Le finalità e i caratteri ideologici dell’opera
Dalla prefazione generale di Ab Urbe Condita libri si conoscono subito le finalità di Livio: infatti è convinto, come altri storici, che il racconto oggettivo deve sempre avere un fine didascalico (di insegnamento). E Livio vuole insegnare la morale con la sua opera. Crede che la grandezza di Roma sia legata alle virtù degli uomini al comando, che nel presente di Livio sono trascurate. Egli ha infatti un carattere patriottico e celebrativo nei confronti della Roma idealizzata del passato (proprio per questo alcune volte i fatti sono distorti). L’insegnamento scaturisce proprio dall’impostazione e dal tono del racconto e dalle conseguenze di non rispettare quei valori antichi e sacri: discordie tra reggenti e non rispetto dei riti religiosi hanno come conseguenza disastri e sconfitte.

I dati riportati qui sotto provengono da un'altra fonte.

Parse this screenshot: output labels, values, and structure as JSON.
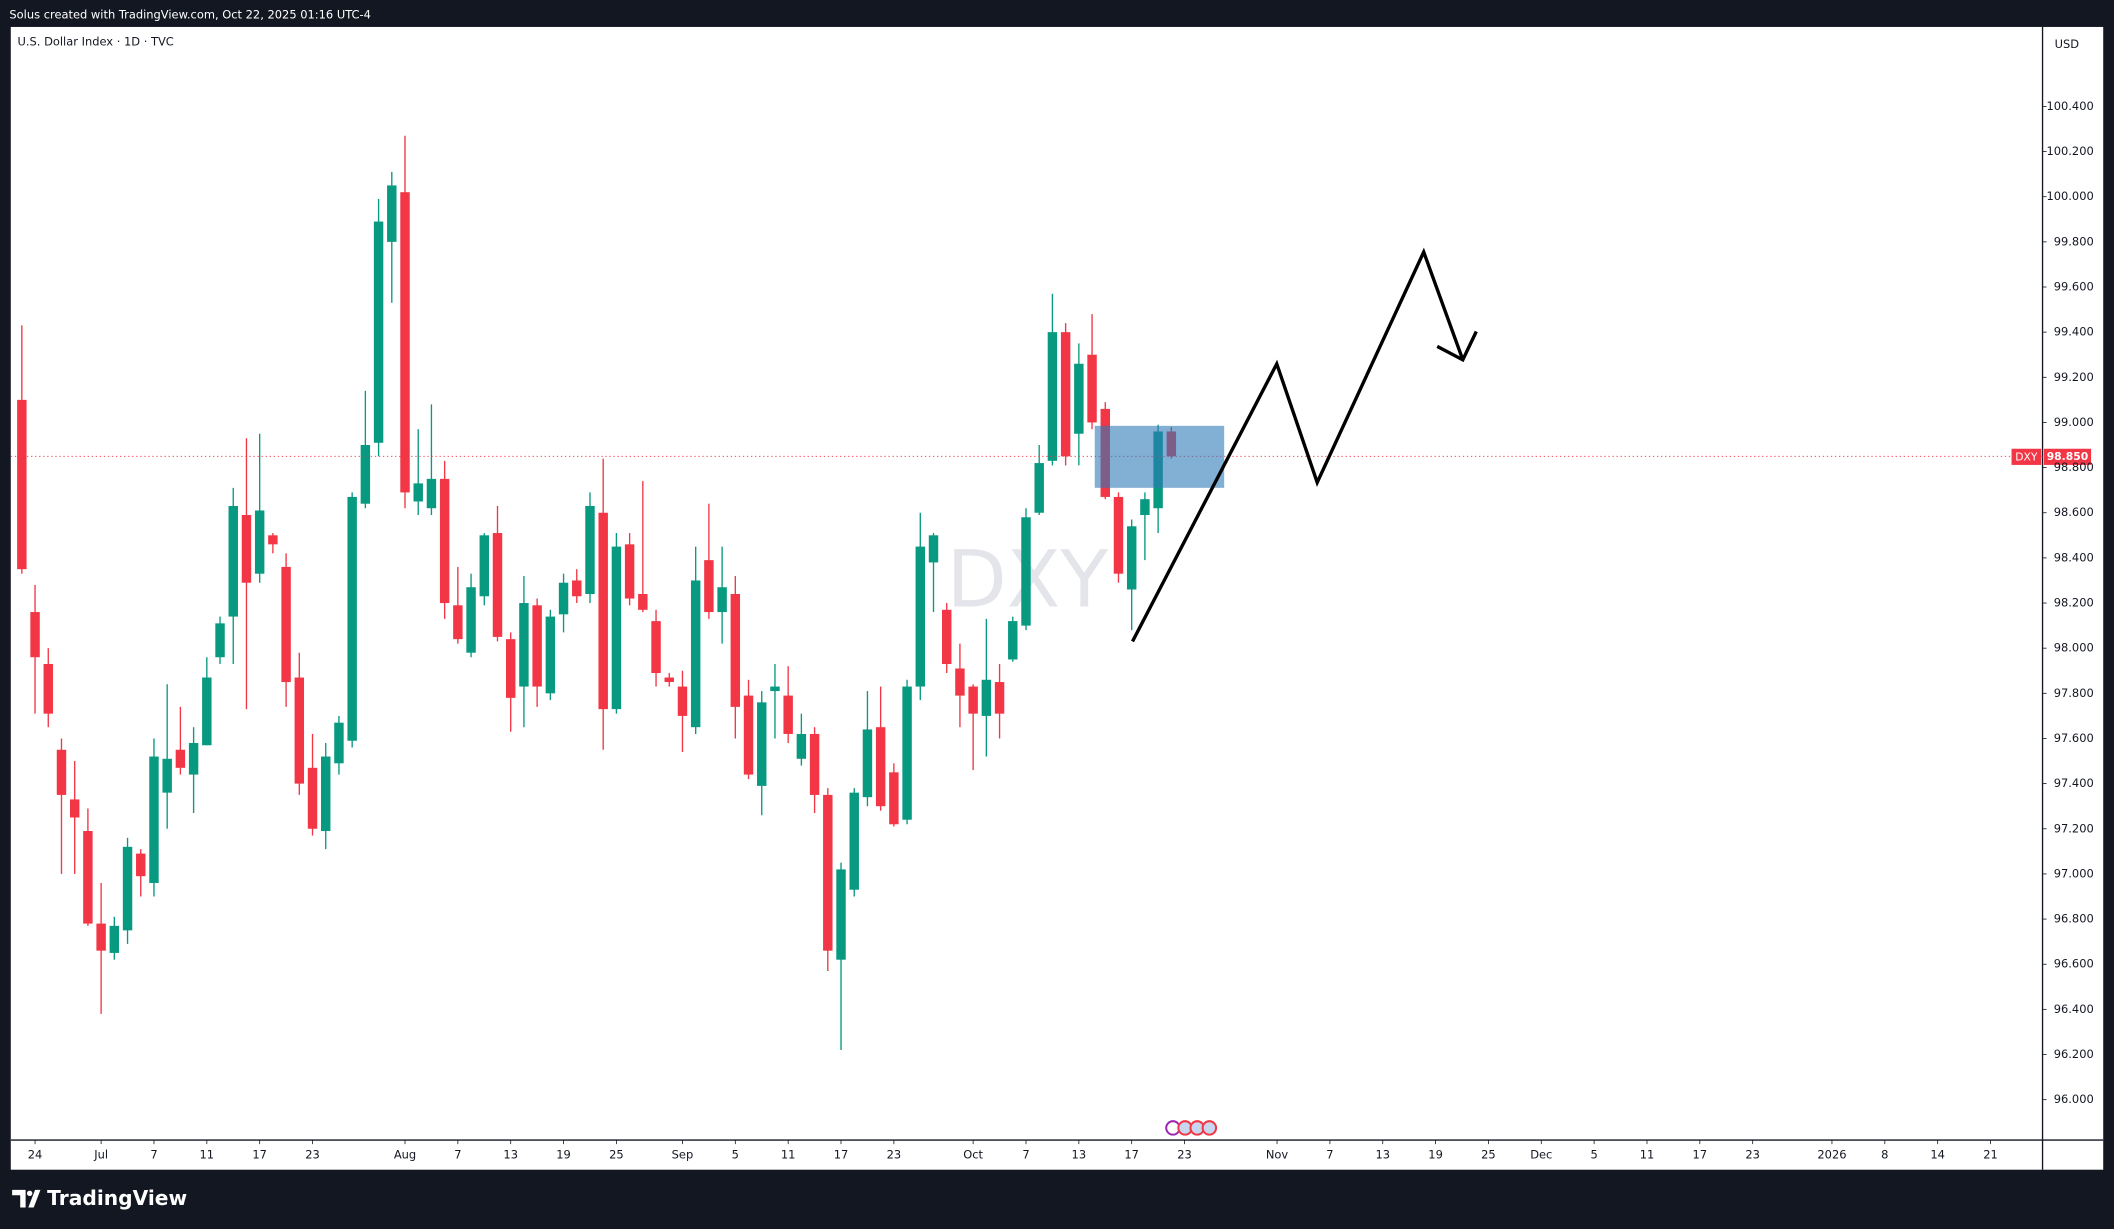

Il talento di Livio, dunque, non è scientifico (storico), ma letterario, con il quale costruisce un racconto vario, avvincente e drammatico (nonostante la materia sia già nota e rigida per l’impostazione annalistica, che è sempre e solo lineare e non permette di evitare eventi poco interessanti o ripetitivi). Sa padroneggiare uno stile espressivo a una storiografia tragica di età ellenistica (che racconta la storia secondo lo stile del teatro tragico, con discorsi diretti, suspense, indugio su situazioni). Vi sono brani ricchi di pàthos e drammaticità e altri solo descrittivi, così da non rendere mai sazio il lettore.